4 students are running for club president in a club with 50 members. How many different vote counts are possible, if all 50 members are required to vote?

23426 is the answer

50 x 50 x 50 x 50

that isn't right, you're saying that people can vote more than once. I'm pretty sure it means that the 50 people only have one choice.

To find the number of different vote counts possible, we need to consider the number of ways each candidate can receive votes.

Let's consider the number of votes received by each candidate individually:

Candidate 1: They can receive votes from 0 to 50 members.
Candidate 2: Once Candidate 1 receives some votes, Candidate 2 can receive votes from 0 to the remaining number of members who haven't voted yet.
Candidate 3: Once Candidate 1 and Candidate 2 receive some votes, Candidate 3 can receive votes from 0 to the remaining number of members who haven't voted yet.
Candidate 4: Once Candidates 1, 2, and 3 receive some votes, Candidate 4 can receive votes from 0 to the remaining number of members who haven't voted yet.

Based on these considerations, we can calculate the number of different vote counts:

Step 1: Calculate the number of possible vote counts for Candidate 1:
Since Candidate 1 can receive votes from 0 to 50 members, there are 51 possible vote counts for Candidate 1.

Step 2: Calculate the number of possible vote counts for Candidate 2:
Once Candidate 1 receives some votes, Candidate 2 can receive votes from 0 to the remaining number of members who haven't voted yet. So, for each possible vote count for Candidate 1, there is a different range of possible votes for Candidate 2. In this case, the range is from 0 to (50 - vote count of Candidate 1).
Therefore, for each of the 51 possible vote counts for Candidate 1, there are (50 - vote count of Candidate 1) + 1 possible vote counts for Candidate 2.

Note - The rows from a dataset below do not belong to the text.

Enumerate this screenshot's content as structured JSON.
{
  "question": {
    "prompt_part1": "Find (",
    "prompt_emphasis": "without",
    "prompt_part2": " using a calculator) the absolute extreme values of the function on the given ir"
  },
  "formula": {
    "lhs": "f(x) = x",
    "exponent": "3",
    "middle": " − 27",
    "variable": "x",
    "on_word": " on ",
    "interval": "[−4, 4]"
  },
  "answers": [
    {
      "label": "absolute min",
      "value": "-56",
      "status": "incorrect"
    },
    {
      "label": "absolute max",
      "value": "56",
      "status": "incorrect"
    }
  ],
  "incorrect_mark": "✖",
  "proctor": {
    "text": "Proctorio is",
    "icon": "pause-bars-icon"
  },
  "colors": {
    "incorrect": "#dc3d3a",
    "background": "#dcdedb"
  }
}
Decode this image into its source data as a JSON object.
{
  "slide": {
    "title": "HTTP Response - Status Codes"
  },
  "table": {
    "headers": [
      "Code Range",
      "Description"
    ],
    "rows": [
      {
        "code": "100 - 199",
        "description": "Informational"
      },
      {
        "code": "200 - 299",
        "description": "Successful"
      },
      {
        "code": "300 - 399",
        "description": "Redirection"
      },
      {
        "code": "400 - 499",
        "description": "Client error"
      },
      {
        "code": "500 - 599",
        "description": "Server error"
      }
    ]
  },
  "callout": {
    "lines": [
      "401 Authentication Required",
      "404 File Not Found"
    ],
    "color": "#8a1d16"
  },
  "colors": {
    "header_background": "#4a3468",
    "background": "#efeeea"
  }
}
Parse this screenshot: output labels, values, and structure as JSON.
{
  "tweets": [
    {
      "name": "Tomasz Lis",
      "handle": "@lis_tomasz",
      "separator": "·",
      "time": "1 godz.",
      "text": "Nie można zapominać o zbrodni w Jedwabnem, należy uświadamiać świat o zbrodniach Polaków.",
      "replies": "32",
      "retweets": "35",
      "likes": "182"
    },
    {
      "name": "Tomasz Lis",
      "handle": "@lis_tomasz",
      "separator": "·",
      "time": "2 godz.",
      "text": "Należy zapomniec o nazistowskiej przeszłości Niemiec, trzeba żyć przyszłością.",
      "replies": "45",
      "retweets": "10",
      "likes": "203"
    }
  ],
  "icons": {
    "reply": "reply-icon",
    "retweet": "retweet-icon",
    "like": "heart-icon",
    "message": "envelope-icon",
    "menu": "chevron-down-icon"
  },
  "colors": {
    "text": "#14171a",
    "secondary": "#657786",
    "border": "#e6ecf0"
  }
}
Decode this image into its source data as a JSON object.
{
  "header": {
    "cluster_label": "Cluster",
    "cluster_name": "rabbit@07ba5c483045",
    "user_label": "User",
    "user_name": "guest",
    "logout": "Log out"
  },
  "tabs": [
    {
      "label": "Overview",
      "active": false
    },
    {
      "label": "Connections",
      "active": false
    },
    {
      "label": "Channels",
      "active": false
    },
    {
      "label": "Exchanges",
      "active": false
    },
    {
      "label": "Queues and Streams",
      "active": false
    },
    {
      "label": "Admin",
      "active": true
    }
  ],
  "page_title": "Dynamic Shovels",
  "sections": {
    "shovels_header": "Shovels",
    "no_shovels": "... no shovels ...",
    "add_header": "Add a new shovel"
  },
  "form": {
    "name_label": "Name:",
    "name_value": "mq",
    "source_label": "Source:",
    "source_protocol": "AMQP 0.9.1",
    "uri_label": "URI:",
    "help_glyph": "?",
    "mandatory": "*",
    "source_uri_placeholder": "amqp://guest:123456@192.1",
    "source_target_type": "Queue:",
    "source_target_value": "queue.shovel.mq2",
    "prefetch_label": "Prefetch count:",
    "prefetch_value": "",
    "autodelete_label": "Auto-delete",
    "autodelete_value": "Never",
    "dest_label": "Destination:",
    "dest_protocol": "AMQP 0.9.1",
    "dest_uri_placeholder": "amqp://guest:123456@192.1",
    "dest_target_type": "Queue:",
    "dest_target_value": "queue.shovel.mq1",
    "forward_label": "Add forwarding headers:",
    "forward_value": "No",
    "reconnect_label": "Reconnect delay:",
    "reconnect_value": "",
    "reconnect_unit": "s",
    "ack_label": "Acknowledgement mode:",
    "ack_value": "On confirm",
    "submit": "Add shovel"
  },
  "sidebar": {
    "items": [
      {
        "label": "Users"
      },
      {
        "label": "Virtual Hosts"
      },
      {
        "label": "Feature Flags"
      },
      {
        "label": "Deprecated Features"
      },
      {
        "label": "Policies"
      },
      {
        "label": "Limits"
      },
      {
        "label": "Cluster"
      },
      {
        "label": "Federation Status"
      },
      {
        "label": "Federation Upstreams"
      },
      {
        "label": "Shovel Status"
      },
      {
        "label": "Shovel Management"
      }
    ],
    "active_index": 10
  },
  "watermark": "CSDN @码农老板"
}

Step 3: Calculate the number of possible vote counts for Candidate 3 and Candidate 4:
Similarly, once Candidates 1 and 2 receive some votes, Candidates 3 and 4 can receive votes from 0 to the remaining number of members who haven't voted yet.
For each possible vote count for Candidates 1 and 2, there are (50 - sum of vote counts of Candidates 1 and 2) + 1 possible vote counts for Candidates 3 and 4.

Step 4: Calculate the total number of vote counts:
To determine the total number of different vote counts possible, we need to multiply the numbers we calculated in steps 1, 2, and 3 together:
Total number of vote counts = (51) × [(50 - vote count of Candidate 1) + 1] × [(50 - sum of vote counts of Candidates 1 and 2) + 1]

You can substitute the values of vote counts for Candidates 1 and 2 into the formula to find the total number of different vote counts.